Sharing successes is one of the more common facets of modern life, whether it’s sharing each new sale or target reached in the organizational world, or sharing our latest holiday photos via our social networks. The theory behind such things is no doubt that by sharing your excitement and your successes, you naturally grow the bond between you and those you share things with.
A new study suggests this approach may not actually be as effective as we like to think. The hypothesis was that because great moments tend to be rather exceptional in nature, sharing them can often distance you from your audience. Rather than connecting you further together, it in effect creates greater distance between you.

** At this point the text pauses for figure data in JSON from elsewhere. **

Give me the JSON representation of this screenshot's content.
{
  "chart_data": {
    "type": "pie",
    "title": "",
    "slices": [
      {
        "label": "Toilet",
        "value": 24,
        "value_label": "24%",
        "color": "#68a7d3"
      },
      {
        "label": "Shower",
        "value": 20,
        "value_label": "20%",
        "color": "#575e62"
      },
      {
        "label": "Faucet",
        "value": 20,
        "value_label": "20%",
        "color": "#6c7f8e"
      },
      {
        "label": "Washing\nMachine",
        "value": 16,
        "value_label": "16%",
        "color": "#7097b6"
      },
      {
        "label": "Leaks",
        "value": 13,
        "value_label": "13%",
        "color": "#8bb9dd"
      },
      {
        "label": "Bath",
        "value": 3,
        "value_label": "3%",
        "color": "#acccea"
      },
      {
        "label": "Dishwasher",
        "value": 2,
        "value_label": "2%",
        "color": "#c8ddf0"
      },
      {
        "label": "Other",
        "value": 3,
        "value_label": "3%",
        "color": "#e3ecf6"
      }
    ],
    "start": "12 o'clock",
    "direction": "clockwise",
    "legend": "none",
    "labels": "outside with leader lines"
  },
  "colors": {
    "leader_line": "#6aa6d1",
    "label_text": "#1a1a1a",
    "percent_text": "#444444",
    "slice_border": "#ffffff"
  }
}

The experiment consisted of groups of participants watching various videos. One member of each group watched a clip of an exceptional piece of street performance. The other members had to make do with a rather mundane and boring video. They were then given some time to discuss the videos they’d seen.
The researchers then quizzed each participant on how they felt at the end of the discussion. Interestingly, it emerged that those who had seen the more interesting video felt worse at the end of the exercise, because they had felt excluded from the rest of the conversation around the dull video.
Interestingly, this was the exact opposite of how people had imagined things would be. The researchers had asked participants to imagine the outcome of the study beforehand, and people consistently believed that the lucky people who were given the exciting experience would feel better, both whilst watching the video and when discussing it afterwards. This would also include feeling a greater part of the group.
“Extraordinary experiences are pleasurable in the moment but can leave us socially worse off in the long run. The participants in our study mistakenly thought that having an extraordinary experience would make them the star of the conversation. But they were wrong, because to be extraordinary is to be different than other people, and social interaction is grounded in similarities.”
It brings to mind previous posts on the relative popularity of innovators. There have been various studies highlighting how people with innovative thoughts and ideas are often ostracized by those who would much rather things stay just as they are.
It emerged that when people voice creative ideas, they are viewed by others as having less leadership potential. That’s particularly true in times of economic uncertainty. The data suggest that, when the going gets tough, people crave the security that comes from having leaders who preserve the status quo.
A second study goes as far as to suggest that the mere idea of wanting creative and innovative ideas is a load of rubbish. The research team found that we have an inverse relationship with creativity. They found that new things can make us feel uncertain, and this uncertainty makes us feel uncomfortable, which of course makes us wary of innovation.
The original paper concludes on a rather depressing note, suggesting that the key to happiness is finding common ground with other people.
“When choosing between experiences, don’t just think about how they will feel when they happen — think about how they will impact your social interactions.
If an experience turns you into someone who has nothing in common with others, then no matter how good it was, it won’t make you happy in the long run.”
All of which isn’t great news for those seeking to initiate change in the workplace.